Marak Penjualan Rokok Ilegal di Cikande Permai, Penegakan Hukum Disorot Tajam
SERANG, BANTEN – Peredaran rokok ilegal atau rokok tanpa pita cukai kembali menjadi sorotan masyarakat di wilayah Kabupaten Serang. Khususnya di Desa Cikande Permai, Kecamatan Cikande, penjualan produk tembakau ilegal tersebut diduga berlangsung secara terang-terangan dan seolah-olah tidak tersentuh oleh aparat penegak hukum (APH).
Kondisi ini memicu keresahan warga serta pertanyaan publik mengenai efektivitas pengawasan yang dilakukan oleh instansi berwenang, baik dari pihak kepolisian setempat maupun instansi terkait lainnya. Berdasarkan pantauan di lapangan pada Senin (29/06/2026), rokok-rokok tanpa cukai tersebut masih mudah ditemukan di sejumlah titik, khususnya di wilayah Blok I, Desa Cikande Permai.

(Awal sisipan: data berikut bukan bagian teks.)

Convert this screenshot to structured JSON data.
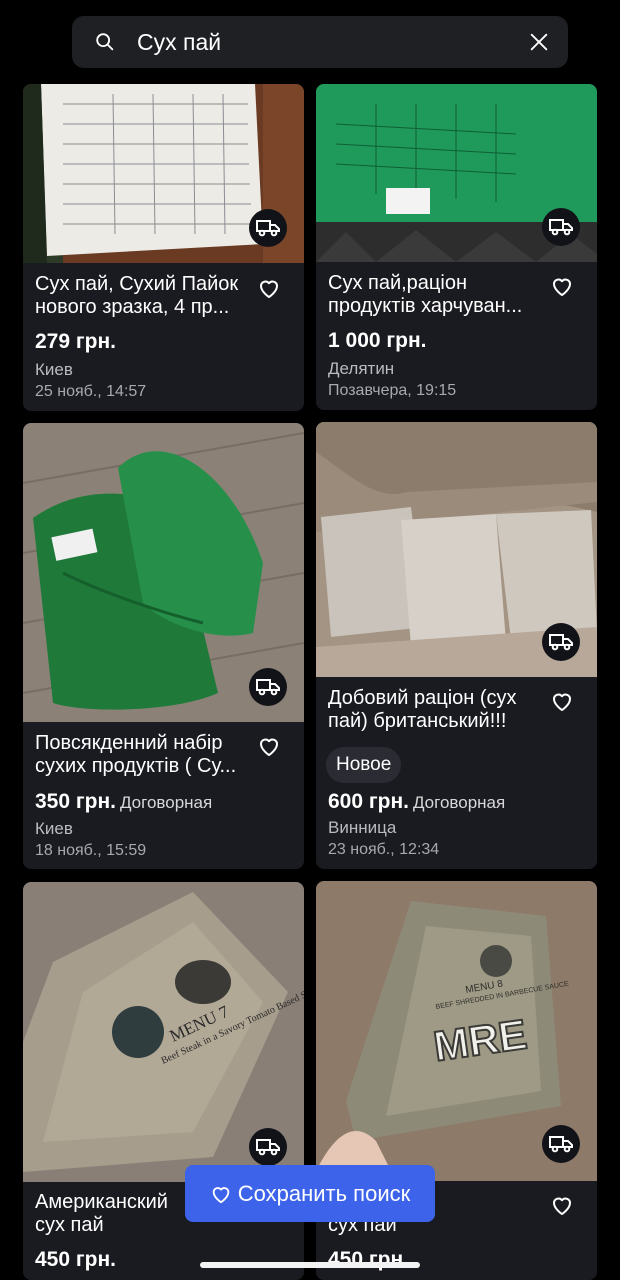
{
  "search": {
    "query": "Сух пай"
  },
  "listings": [
    {
      "title": "Сух пай, Сухий Пайок\nнового зразка, 4 пр...",
      "price": "279 грн.",
      "negotiable": "",
      "city": "Киев",
      "date": "25 нояб., 14:57",
      "badge": ""
    },
    {
      "title": "Сух пай,раціон\nпродуктів харчуван...",
      "price": "1 000 грн.",
      "negotiable": "",
      "city": "Делятин",
      "date": "Позавчера, 19:15",
      "badge": ""
    },
    {
      "title": "Повсякденний набір\nсухих продуктів ( Су...",
      "price": "350 грн.",
      "negotiable": "Договорная",
      "city": "Киев",
      "date": "18 нояб., 15:59",
      "badge": ""
    },
    {
      "title": "Добовий раціон (сух\nпай) британський!!!",
      "price": "600 грн.",
      "negotiable": "Договорная",
      "city": "Винница",
      "date": "23 нояб., 12:34",
      "badge": "Новое"
    },
    {
      "title": "Американский\nсух пай",
      "price": "450 грн.",
      "negotiable": "",
      "city": "",
      "date": "",
      "badge": ""
    },
    {
      "title": "...кий\nсух пай",
      "price": "450 грн.",
      "negotiable": "",
      "city": "",
      "date": "",
      "badge": ""
    }
  ],
  "photo_texts": {
    "mre_logo": "MRE",
    "mre_menu": "MENU 8",
    "mre_desc": "BEEF SHREDDED IN BARBECUE SAUCE",
    "us_menu": "MENU 7",
    "us_desc": "Beef Steak in a Savory Tomato Based Sauce"
  },
  "save_button": {
    "label": "Сохранить поиск"
  },
  "icons": [
    "search-icon",
    "close-icon",
    "truck-icon",
    "heart-icon"
  ]
}
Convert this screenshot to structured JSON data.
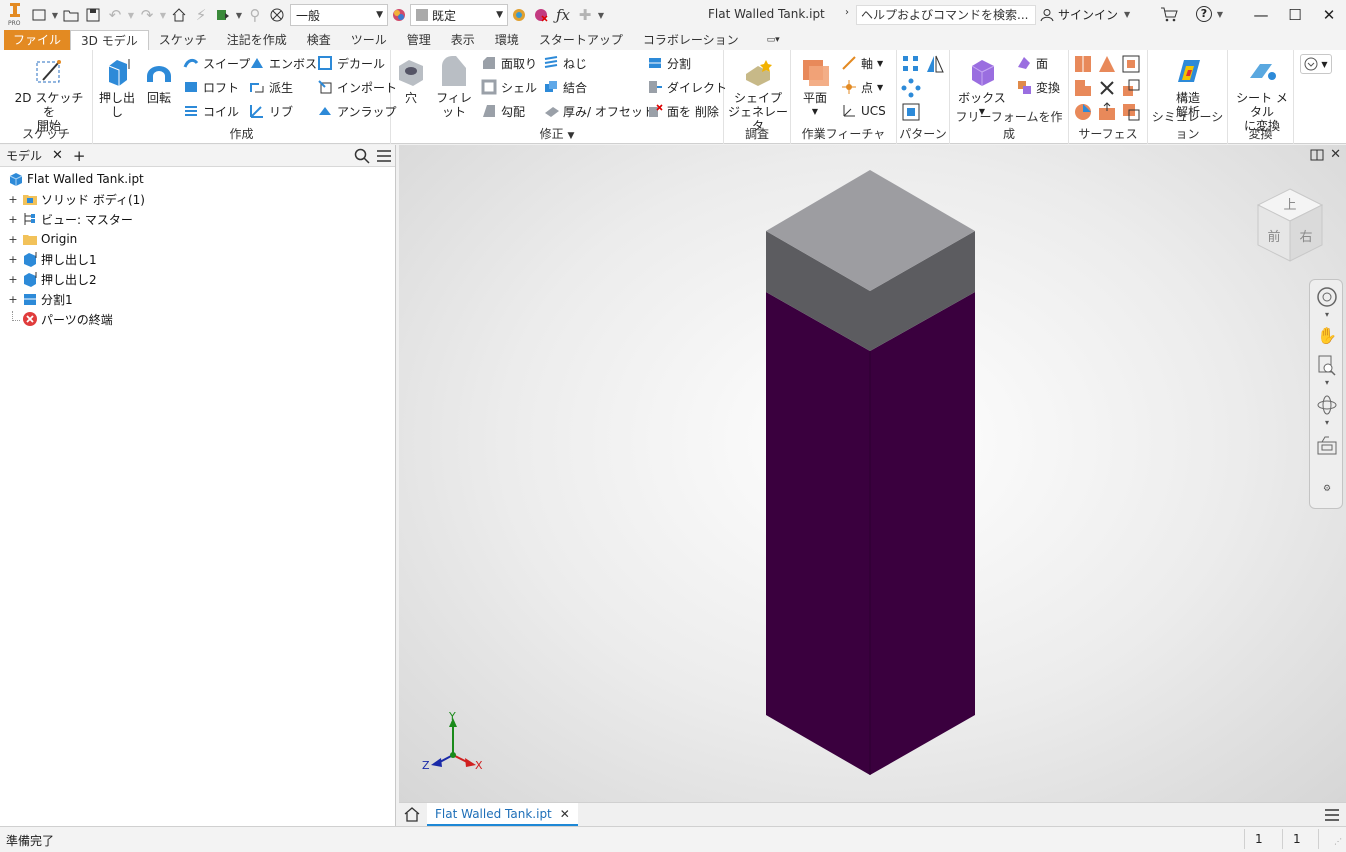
{
  "app": {
    "logo_text": "PRO",
    "style_dropdown": "一般",
    "appearance_dropdown": "既定",
    "document_title": "Flat Walled Tank.ipt",
    "help_search_placeholder": "ヘルプおよびコマンドを検索...",
    "signin_label": "サインイン"
  },
  "menu": {
    "tabs": [
      "ファイル",
      "3D モデル",
      "スケッチ",
      "注記を作成",
      "検査",
      "ツール",
      "管理",
      "表示",
      "環境",
      "スタートアップ",
      "コラボレーション"
    ]
  },
  "ribbon": {
    "sketch": {
      "start_line1": "2D スケッチを",
      "start_line2": "開始",
      "panel": "スケッチ"
    },
    "create": {
      "extrude": "押し出し",
      "revolve": "回転",
      "sweep": "スイープ",
      "loft": "ロフト",
      "coil": "コイル",
      "emboss": "エンボス",
      "derive": "派生",
      "rib": "リブ",
      "decal": "デカール",
      "import": "インポート",
      "unwrap": "アンラップ",
      "panel": "作成"
    },
    "modify": {
      "hole": "穴",
      "fillet": "フィレット",
      "chamfer": "面取り",
      "shell": "シェル",
      "draft": "勾配",
      "thread": "ねじ",
      "combine": "結合",
      "thicken": "厚み/ オフセット",
      "split": "分割",
      "direct": "ダイレクト",
      "delete_face": "面を 削除",
      "panel": "修正"
    },
    "explore": {
      "shape_line1": "シェイプ",
      "shape_line2": "ジェネレータ",
      "panel": "調査"
    },
    "work": {
      "plane": "平面",
      "axis": "軸",
      "point": "点",
      "ucs": "UCS",
      "panel": "作業フィーチャ"
    },
    "pattern": {
      "panel": "パターン"
    },
    "freeform": {
      "box": "ボックス",
      "face": "面",
      "convert": "変換",
      "panel": "フリーフォームを作成"
    },
    "surface": {
      "panel": "サーフェス"
    },
    "simulation": {
      "line1": "構造",
      "line2": "解析",
      "panel": "シミュレーション"
    },
    "convert": {
      "line1": "シート メタル",
      "line2": "に変換",
      "panel": "変換"
    }
  },
  "browser": {
    "title": "モデル",
    "items": [
      {
        "label": "Flat Walled Tank.ipt"
      },
      {
        "label": "ソリッド ボディ(1)"
      },
      {
        "label": "ビュー: マスター"
      },
      {
        "label": "Origin"
      },
      {
        "label": "押し出し1"
      },
      {
        "label": "押し出し2"
      },
      {
        "label": "分割1"
      },
      {
        "label": "パーツの終端"
      }
    ]
  },
  "viewcube": {
    "top": "上",
    "front": "前",
    "right": "右"
  },
  "axes": {
    "x": "X",
    "y": "Y",
    "z": "Z"
  },
  "doc_tab": {
    "label": "Flat Walled Tank.ipt"
  },
  "status": {
    "text": "準備完了",
    "count1": "1",
    "count2": "1"
  },
  "colors": {
    "accent": "#e38a22",
    "body_purple": "#3a003e",
    "top_gray": "#9c9ca0",
    "side_gray": "#5a5a5e"
  }
}
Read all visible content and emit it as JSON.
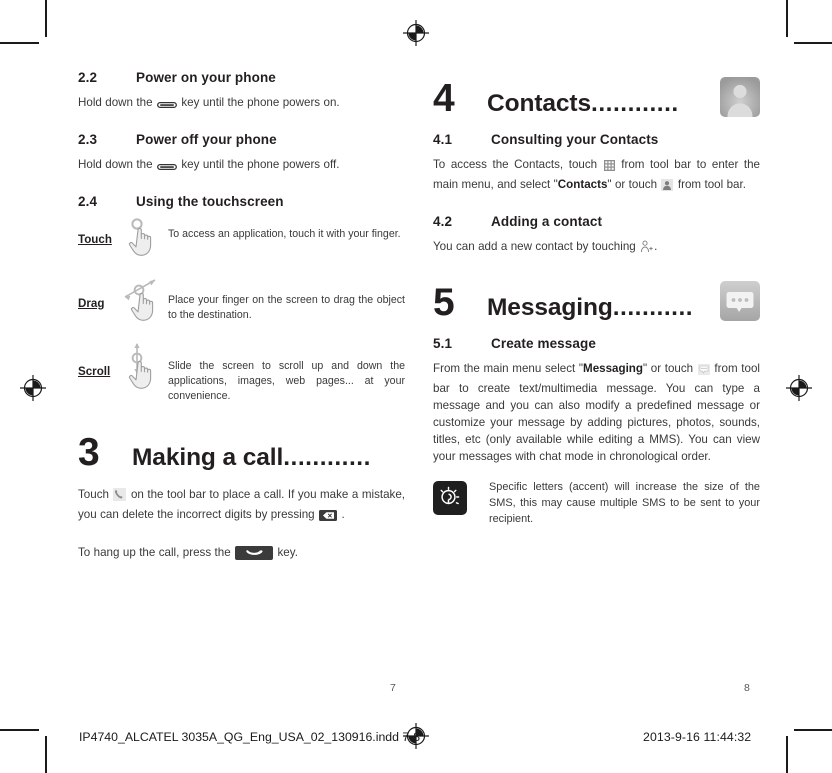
{
  "document": {
    "type": "printed-manual-spread",
    "footer_filename": "IP4740_ALCATEL 3035A_QG_Eng_USA_02_130916.indd   7-8",
    "footer_date": "2013-9-16   11:44:32",
    "page_number_left": "7",
    "page_number_right": "8"
  },
  "left_column": {
    "section_2_2": {
      "number": "2.2",
      "title": "Power on your phone",
      "body_before": "Hold down the ",
      "icon": "power-key-icon",
      "body_after": " key until the phone powers on."
    },
    "section_2_3": {
      "number": "2.3",
      "title": "Power off your phone",
      "body_before": "Hold down the ",
      "icon": "power-key-icon",
      "body_after": " key until the phone powers off."
    },
    "section_2_4": {
      "number": "2.4",
      "title": "Using the touchscreen"
    },
    "gestures": [
      {
        "label": "Touch",
        "icon": "touch-hand-icon",
        "text": "To access an application, touch it with your finger."
      },
      {
        "label": "Drag",
        "icon": "drag-hand-icon",
        "text": "Place your finger on the screen to drag the object to the destination."
      },
      {
        "label": "Scroll",
        "icon": "scroll-hand-icon",
        "text": "Slide the screen to scroll up and down the applications, images, web pages... at your convenience."
      }
    ],
    "chapter_3": {
      "number": "3",
      "name": "Making a call",
      "leader": "............",
      "paragraph_1_a": "Touch ",
      "paragraph_1_icon": "phone-handset-icon",
      "paragraph_1_b": " on the tool bar to place a call. If you make a mistake, you can delete the incorrect digits by pressing ",
      "paragraph_1_icon2": "backspace-key-icon",
      "paragraph_1_c": " .",
      "paragraph_2_a": "To hang up the call, press the ",
      "paragraph_2_icon": "end-call-key-icon",
      "paragraph_2_b": " key."
    }
  },
  "right_column": {
    "chapter_4": {
      "number": "4",
      "name": "Contacts",
      "leader": "............",
      "app_icon": "contacts-app-icon"
    },
    "section_4_1": {
      "number": "4.1",
      "title": "Consulting your Contacts",
      "text_a": "To access the Contacts, touch ",
      "icon_1": "main-menu-grid-icon",
      "text_b": " from tool bar to enter the main menu, and select \"",
      "bold_1": "Contacts",
      "text_c": "\" or touch ",
      "icon_2": "contacts-person-icon",
      "text_d": " from tool bar."
    },
    "section_4_2": {
      "number": "4.2",
      "title": "Adding a contact",
      "text_a": "You can add a new contact by touching ",
      "icon_1": "add-contact-icon",
      "text_b": "."
    },
    "chapter_5": {
      "number": "5",
      "name": "Messaging",
      "leader": "...........",
      "app_icon": "messaging-app-icon"
    },
    "section_5_1": {
      "number": "5.1",
      "title": "Create message",
      "text_a": "From the main menu select \"",
      "bold_1": "Messaging",
      "text_b": "\" or touch ",
      "icon_1": "messaging-bubble-icon",
      "text_c": " from tool bar to create text/multimedia message. You can type a message and you can also modify a predefined message or customize your message by adding pictures, photos, sounds, titles, etc (only available while editing a MMS). You can view your messages with chat mode in chronological order."
    },
    "tip": {
      "icon": "tip-bulb-icon",
      "text": "Specific letters (accent) will increase the size of the SMS, this may cause multiple SMS to be sent to your recipient."
    }
  },
  "colors": {
    "text": "#231f20",
    "body_text": "#3a3a3a",
    "page_number": "#55595c",
    "crop_mark": "#1a1a1a"
  }
}
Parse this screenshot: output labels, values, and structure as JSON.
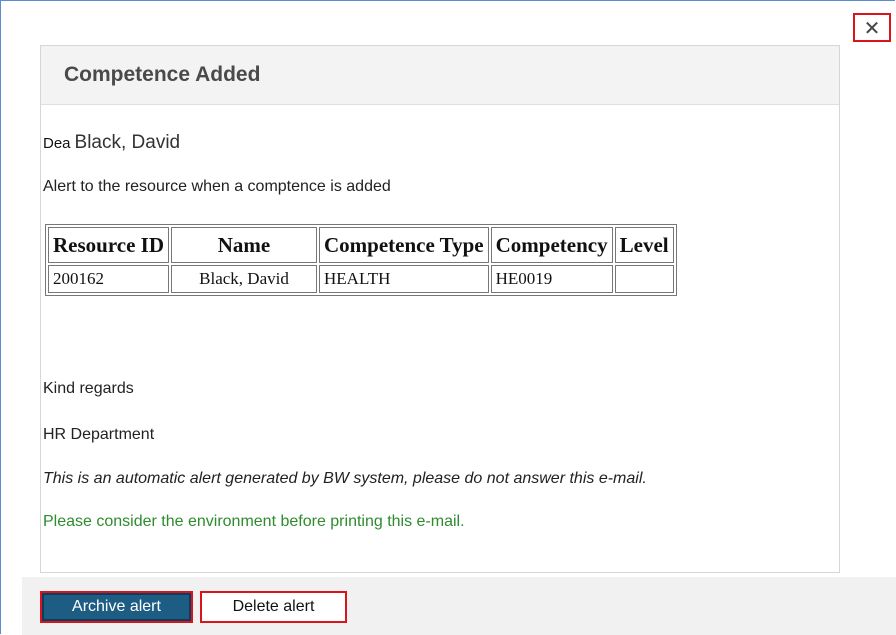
{
  "window": {
    "close_glyph": "✕"
  },
  "dialog": {
    "title": "Competence Added",
    "salutation": "Dea",
    "recipient_name": "Black, David",
    "alert_description": "Alert to the resource when a comptence is added",
    "table": {
      "headers": [
        "Resource ID",
        "Name",
        "Competence Type",
        "Competency",
        "Level"
      ],
      "rows": [
        [
          "200162",
          "Black, David",
          "HEALTH",
          "HE0019",
          ""
        ]
      ]
    },
    "closing": "Kind regards",
    "department": "HR Department",
    "auto_note": "This is an automatic alert generated by BW system, please do not answer this e-mail.",
    "environment_note": "Please consider the environment before printing this e-mail."
  },
  "footer": {
    "archive_label": "Archive alert",
    "delete_label": "Delete alert"
  },
  "colors": {
    "highlight_border": "#d9151b",
    "primary_button": "#1d5d84",
    "environment_text": "#2e8b2e"
  }
}
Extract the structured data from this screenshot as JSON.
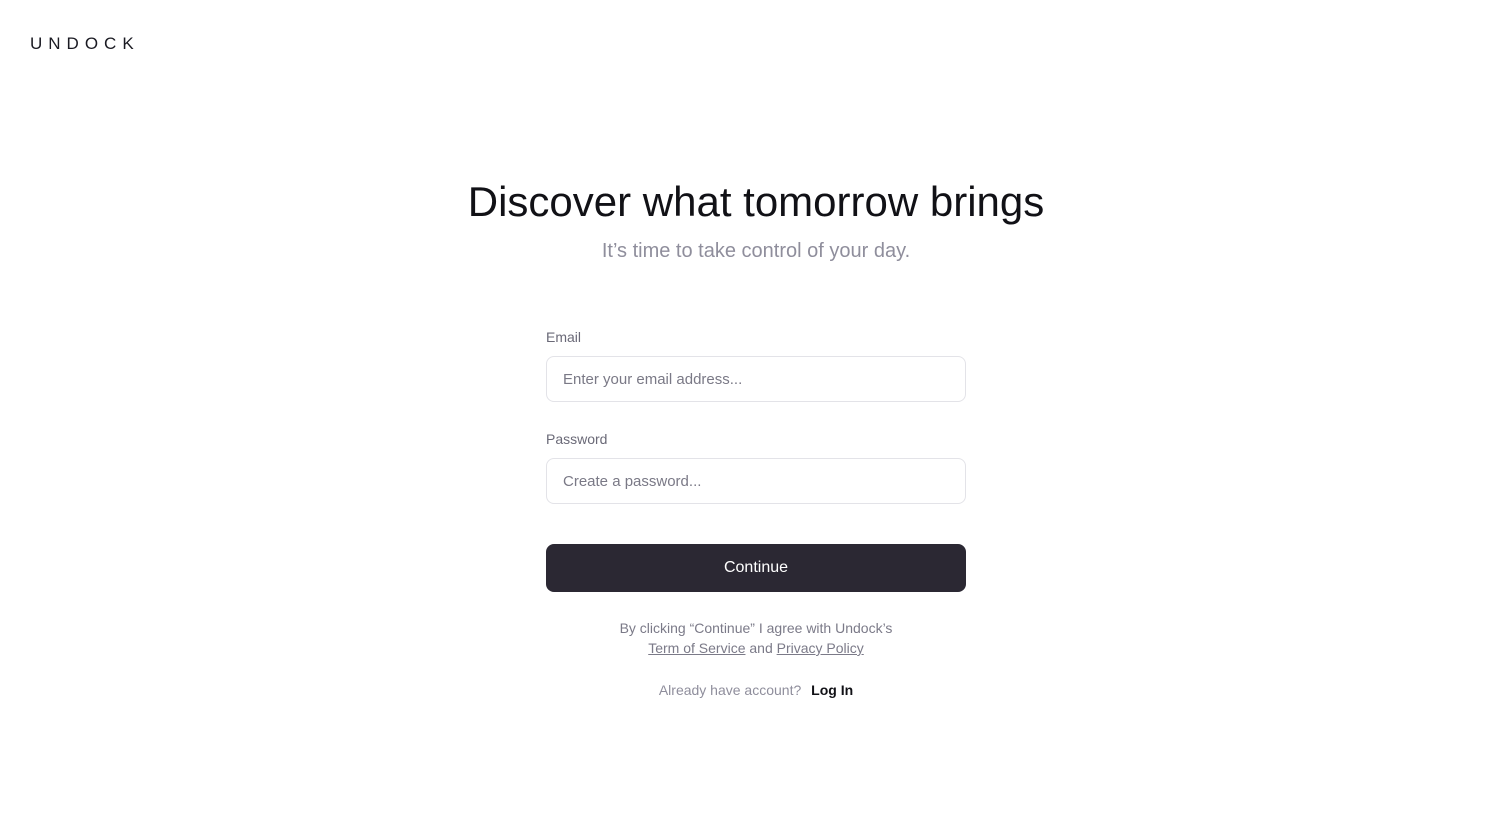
{
  "header": {
    "logo_text": "UNDOCK"
  },
  "hero": {
    "title": "Discover what tomorrow brings",
    "subtitle": "It’s time to take control of your day."
  },
  "form": {
    "email": {
      "label": "Email",
      "placeholder": "Enter your email address...",
      "value": ""
    },
    "password": {
      "label": "Password",
      "placeholder": "Create a password...",
      "value": ""
    },
    "continue_label": "Continue"
  },
  "terms": {
    "prefix": "By clicking “Continue” I agree with Undock’s",
    "tos_link": "Term of Service",
    "and": "and",
    "privacy_link": "Privacy Policy"
  },
  "login": {
    "prompt": "Already have account?",
    "link": "Log In"
  },
  "colors": {
    "button_bg": "#2b2833",
    "title": "#111116",
    "muted": "#8f8e9c"
  }
}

Pelanggaran Hukum yang Jelas
Peredaran rokok "polos" atau tanpa pita cukai bukan sekadar masalah perdagangan biasa, melainkan sebuah tindak pidana yang diatur ketat dalam perundang-undangan. Pemerintah telah menegaskan larangan ini melalui Undang-Undang Nomor 39 Tahun 2007 tentang Perubahan atas UU Nomor 11 Tahun 1995 tentang Cukai.
Berdasarkan aturan tersebut, setiap pihak yang terlibat dalam peredaran barang kena cukai ilegal dapat dijerat dengan sanksi hukum yang berat.
Ancaman Sanksi Pidana dan Denda
Mengacu pada Pasal 54 UU Cukai, setiap orang yang menawarkan, menyerahkan, menjual, atau menyediakan untuk dijual barang kena cukai yang tidak dikemas untuk penjualan eceran atau tidak dilekati pita cukai, merupakan pelanggaran pidana.
Adapun sanksi bagi pelaku yang terbukti melanggar ketentuan tersebut meliputi:
Sanksi Pidana Penjara: Paling singkat 1 (satu) tahun dan paling lama 5 (lima) tahun.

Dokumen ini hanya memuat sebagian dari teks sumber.